DAYS est une anticipation sociale et une satire sur nos travers de consommateurs et nos habitudes en société. Je ne veux pas tout dévoiler mais je ne m’attendais pas du tout à une forte intensité dramatique, spécialement dans la 2e moitié. En effet, au cœur de l’histoire, il y a un conflit entre deux rayons adjacents : l’informatique et le rayon livre se livrent une guerre à mort : insultes, harcèlement, menaces, agressions, coups bas et même une alerte à la bombe…(imaginez ça chez Wall Mart entre deux rayons dits associés…)

Il y a d’autres trouvailles…par exemple les ventes *flashs* qui ne durent que 5 minutes, transformant la foule en troupeau et où on aboutit à des chaos indescriptibles…plus de blessés que de bonnes affaires finalement.

Avec beaucoup d’habileté, l’auteur raille nos comportements souvent grotesques en société et met en perspective les vices et les travers non seulement des consommateurs mais aussi du *Dieux Commerce*  qui ne craint pas le ridicule on dirait bien. Lovegrove dépeint plus qu’il ne critique. Il a soigneusement évité la diatribe même s’il y est allé fort avec la guerre des rayons. Je crois qu’il a voulu mettre en perspective la psychologie des foules et les excès d’un monde froid et capable d’être cruel et violent.

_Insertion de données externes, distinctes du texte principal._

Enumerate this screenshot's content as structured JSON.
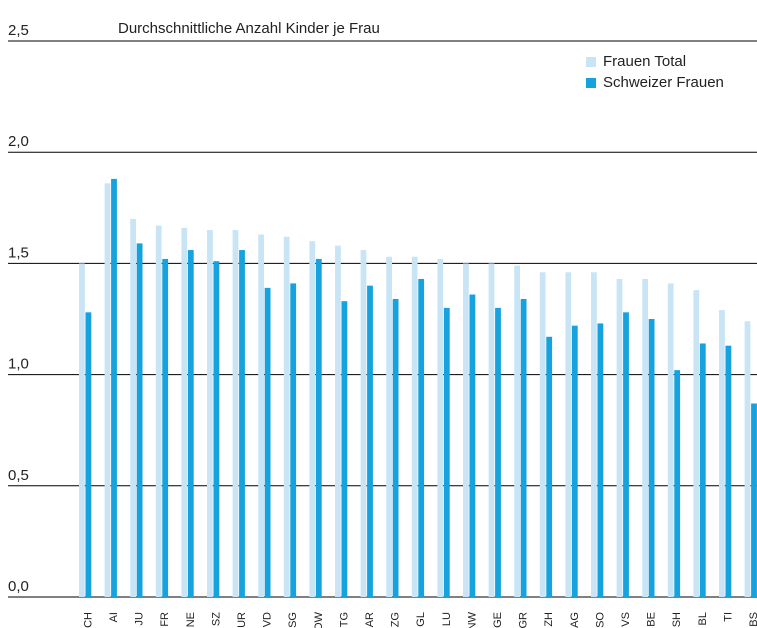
{
  "chart_data": {
    "type": "bar",
    "title": "Durchschnittliche Anzahl Kinder je Frau",
    "categories": [
      "CH",
      "AI",
      "JU",
      "FR",
      "NE",
      "SZ",
      "UR",
      "VD",
      "SG",
      "OW",
      "TG",
      "AR",
      "ZG",
      "GL",
      "LU",
      "NW",
      "GE",
      "GR",
      "ZH",
      "AG",
      "SO",
      "VS",
      "BE",
      "SH",
      "BL",
      "TI",
      "BS"
    ],
    "series": [
      {
        "name": "Frauen Total",
        "color": "#c9e5f5",
        "values": [
          1.5,
          1.86,
          1.7,
          1.67,
          1.66,
          1.65,
          1.65,
          1.63,
          1.62,
          1.6,
          1.58,
          1.56,
          1.53,
          1.53,
          1.52,
          1.5,
          1.5,
          1.49,
          1.46,
          1.46,
          1.46,
          1.43,
          1.43,
          1.41,
          1.38,
          1.29,
          1.24
        ]
      },
      {
        "name": "Schweizer Frauen",
        "color": "#16a2de",
        "values": [
          1.28,
          1.88,
          1.59,
          1.52,
          1.56,
          1.51,
          1.56,
          1.39,
          1.41,
          1.52,
          1.33,
          1.4,
          1.34,
          1.43,
          1.3,
          1.36,
          1.3,
          1.34,
          1.17,
          1.22,
          1.23,
          1.28,
          1.25,
          1.02,
          1.14,
          1.13,
          0.87
        ]
      }
    ],
    "ylim": [
      0,
      2.5
    ],
    "yticks": [
      {
        "value": 0,
        "label": "0,0"
      },
      {
        "value": 0.5,
        "label": "0,5"
      },
      {
        "value": 1,
        "label": "1,0"
      },
      {
        "value": 1.5,
        "label": "1,5"
      },
      {
        "value": 2,
        "label": "2,0"
      },
      {
        "value": 2.5,
        "label": "2,5"
      }
    ],
    "grid": true,
    "legend": "top-right"
  }
}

De par l’intelligence de l’écriture, le réalisme du propos et les ressemblances frappantes avec notre société actuelle, par exemple, la description de comportements excessifs de clients et de commerçants, je dirais que ce livre m’a autant effrayé qu’il m’a amusé.

Je crois que la lecture de ce livre vous fera passer un moment agréable…avant d’aller magasiner…

James Lovegrove est un romancier de science-fiction spéculative fantasy et horreur. Il est né au Royaume-Uni en décembre 1965. Il est aussi spécialiste en littérature anglaise et chroniqueur littéraire pour le Financial Time. Son premier roman THE HOPE a été publié en 1990. DAYS est le premier roman de Lovegrove traduit en français. Son grand succès lui a valu une réédition chez J’AI LU et une mise en nomination pour le prix ARTHUR C CLARKE en 1988.